Francis Pisani. San Francisco. Le 15.mai.03

L’aventure commença quand il était traducteur pour C|net, alors l’une des dix entreprises les plus importantes de l’internet. “J’ai pu constater les coûts exorbitants des débuts, et je me suis rendu compte de l’intérêt qu’il y aurait à opérer avec des frais très réduits” raconte-t-il. L’idée était de proposer à C|net des tarifs plus intéressants en faisant appel à des traducteurs en Colombie (où il est né), au Mexique et dans le reste de l’Amérique Latine.

Et il ajoute : “J’ai commencé avec un très bon client” ce qui lui permit de continuer de la sorte pendant plusieurs mois, “sans aucun investissement”. Puis il se mit à chercher d’autres clients et à mettre en place son réseau en s’appuyant sur les bases de données des associations de traducteurs de différents pays. Les traducteurs qui travaillent pour lui ont au moins cinq années d’expérience et sont agrées par les gouvernements ou par les associations.

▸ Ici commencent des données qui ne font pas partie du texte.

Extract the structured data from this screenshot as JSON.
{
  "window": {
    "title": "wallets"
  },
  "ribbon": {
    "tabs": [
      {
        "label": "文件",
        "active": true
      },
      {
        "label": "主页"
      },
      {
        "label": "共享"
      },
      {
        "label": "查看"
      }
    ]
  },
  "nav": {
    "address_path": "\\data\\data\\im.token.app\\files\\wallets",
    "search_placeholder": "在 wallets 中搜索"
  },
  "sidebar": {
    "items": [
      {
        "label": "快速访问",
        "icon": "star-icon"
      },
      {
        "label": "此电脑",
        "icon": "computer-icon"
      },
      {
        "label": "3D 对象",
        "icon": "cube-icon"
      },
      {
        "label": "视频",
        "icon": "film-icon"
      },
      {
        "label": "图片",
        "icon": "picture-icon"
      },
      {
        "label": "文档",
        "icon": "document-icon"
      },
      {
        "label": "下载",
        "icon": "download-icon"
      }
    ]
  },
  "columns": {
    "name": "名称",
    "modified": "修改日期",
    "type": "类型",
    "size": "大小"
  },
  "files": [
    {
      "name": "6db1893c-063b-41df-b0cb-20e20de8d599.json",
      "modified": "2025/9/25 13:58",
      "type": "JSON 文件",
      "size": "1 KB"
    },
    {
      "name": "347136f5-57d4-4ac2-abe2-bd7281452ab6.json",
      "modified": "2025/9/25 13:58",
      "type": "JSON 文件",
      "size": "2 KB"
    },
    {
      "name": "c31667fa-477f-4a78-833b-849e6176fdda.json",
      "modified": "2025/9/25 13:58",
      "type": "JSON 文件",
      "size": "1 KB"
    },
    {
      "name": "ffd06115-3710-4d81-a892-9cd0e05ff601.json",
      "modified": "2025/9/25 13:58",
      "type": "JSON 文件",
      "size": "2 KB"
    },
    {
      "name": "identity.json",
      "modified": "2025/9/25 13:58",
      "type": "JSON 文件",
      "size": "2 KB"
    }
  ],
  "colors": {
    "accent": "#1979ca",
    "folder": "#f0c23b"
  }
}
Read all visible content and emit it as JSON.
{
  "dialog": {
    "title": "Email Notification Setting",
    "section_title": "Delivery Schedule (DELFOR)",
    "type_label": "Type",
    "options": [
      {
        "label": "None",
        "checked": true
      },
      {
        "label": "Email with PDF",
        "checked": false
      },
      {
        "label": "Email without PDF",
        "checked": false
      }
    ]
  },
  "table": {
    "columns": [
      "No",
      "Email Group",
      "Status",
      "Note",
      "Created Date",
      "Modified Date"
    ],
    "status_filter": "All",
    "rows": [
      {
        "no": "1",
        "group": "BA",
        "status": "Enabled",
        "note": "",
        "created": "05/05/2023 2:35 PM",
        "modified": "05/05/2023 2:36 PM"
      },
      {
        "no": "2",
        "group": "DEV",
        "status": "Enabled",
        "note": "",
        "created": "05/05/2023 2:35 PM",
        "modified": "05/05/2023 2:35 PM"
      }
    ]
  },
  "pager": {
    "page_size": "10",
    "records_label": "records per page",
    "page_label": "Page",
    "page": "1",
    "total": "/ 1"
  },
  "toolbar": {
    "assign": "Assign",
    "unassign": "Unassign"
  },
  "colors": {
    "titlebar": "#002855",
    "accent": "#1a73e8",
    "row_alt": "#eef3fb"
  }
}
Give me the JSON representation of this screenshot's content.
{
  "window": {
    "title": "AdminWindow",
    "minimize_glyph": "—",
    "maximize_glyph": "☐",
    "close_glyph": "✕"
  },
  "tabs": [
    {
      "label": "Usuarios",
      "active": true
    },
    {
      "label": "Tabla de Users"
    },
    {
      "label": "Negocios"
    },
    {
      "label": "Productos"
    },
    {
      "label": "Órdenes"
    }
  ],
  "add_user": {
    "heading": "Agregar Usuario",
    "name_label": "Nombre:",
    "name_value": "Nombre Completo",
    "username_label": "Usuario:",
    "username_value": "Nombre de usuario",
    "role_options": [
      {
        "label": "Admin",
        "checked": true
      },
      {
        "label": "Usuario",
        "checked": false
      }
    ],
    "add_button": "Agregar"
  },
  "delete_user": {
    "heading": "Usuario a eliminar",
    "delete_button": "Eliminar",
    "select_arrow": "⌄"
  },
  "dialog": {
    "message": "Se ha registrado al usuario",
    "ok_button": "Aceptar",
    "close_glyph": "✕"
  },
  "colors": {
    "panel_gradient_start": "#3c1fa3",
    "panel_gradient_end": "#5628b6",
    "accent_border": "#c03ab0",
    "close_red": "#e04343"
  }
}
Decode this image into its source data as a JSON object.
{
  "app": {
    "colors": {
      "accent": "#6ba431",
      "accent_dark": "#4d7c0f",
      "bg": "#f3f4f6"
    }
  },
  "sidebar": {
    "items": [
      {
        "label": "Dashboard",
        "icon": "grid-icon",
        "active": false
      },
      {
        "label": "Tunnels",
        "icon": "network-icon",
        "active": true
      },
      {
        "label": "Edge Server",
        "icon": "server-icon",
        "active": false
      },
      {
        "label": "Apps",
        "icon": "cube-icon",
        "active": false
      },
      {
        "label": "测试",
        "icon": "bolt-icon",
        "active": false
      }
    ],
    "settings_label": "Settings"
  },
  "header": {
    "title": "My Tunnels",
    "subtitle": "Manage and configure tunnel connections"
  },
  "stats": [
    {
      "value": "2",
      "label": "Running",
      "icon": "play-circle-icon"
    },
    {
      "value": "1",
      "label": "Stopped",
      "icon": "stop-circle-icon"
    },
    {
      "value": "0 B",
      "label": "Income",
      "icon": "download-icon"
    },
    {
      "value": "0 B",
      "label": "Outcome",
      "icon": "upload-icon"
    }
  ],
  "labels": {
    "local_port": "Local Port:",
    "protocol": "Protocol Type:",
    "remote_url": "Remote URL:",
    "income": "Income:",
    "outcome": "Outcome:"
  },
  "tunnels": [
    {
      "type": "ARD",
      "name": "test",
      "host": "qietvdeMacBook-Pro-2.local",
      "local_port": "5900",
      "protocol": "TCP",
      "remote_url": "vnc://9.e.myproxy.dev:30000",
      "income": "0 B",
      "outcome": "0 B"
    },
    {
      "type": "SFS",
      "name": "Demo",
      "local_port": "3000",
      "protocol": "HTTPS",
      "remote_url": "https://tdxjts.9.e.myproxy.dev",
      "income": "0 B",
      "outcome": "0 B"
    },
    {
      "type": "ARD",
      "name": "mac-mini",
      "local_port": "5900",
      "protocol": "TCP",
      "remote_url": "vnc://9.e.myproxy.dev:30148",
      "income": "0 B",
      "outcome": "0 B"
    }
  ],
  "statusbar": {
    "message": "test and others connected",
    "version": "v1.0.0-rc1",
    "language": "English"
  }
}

Des tarifs intéressants grâce à la toile

L’espagnol représente 60% des traductions. Mais il y travaille également en anglais, portugais, français et italien. Ses contacts dans les différents pays lui permettent d’adapter les textes en fonction du public à couvrir. Évidemment, il ne travaille pas souvent avec les 1500 traducteurs. Son noyau dur est composé de 50 traducteurs. « Je les ai contacté par internet ». « Mas je n’ai rencontré personnellement que deux ou trois ».

Le fonctionnement est simple. Dès qu’il reçoit un texte, il cherche dans sa base de données en se servant d’un logiciel spécial. Et Caldas explique : « Je choisis les traducteurs qui sont censés le mieux convenir. Ensuite, automatiquement, une description du travail est envoyée à l’ensemble des traducteurs repérés. La traduction est confiée au premier qui répond ».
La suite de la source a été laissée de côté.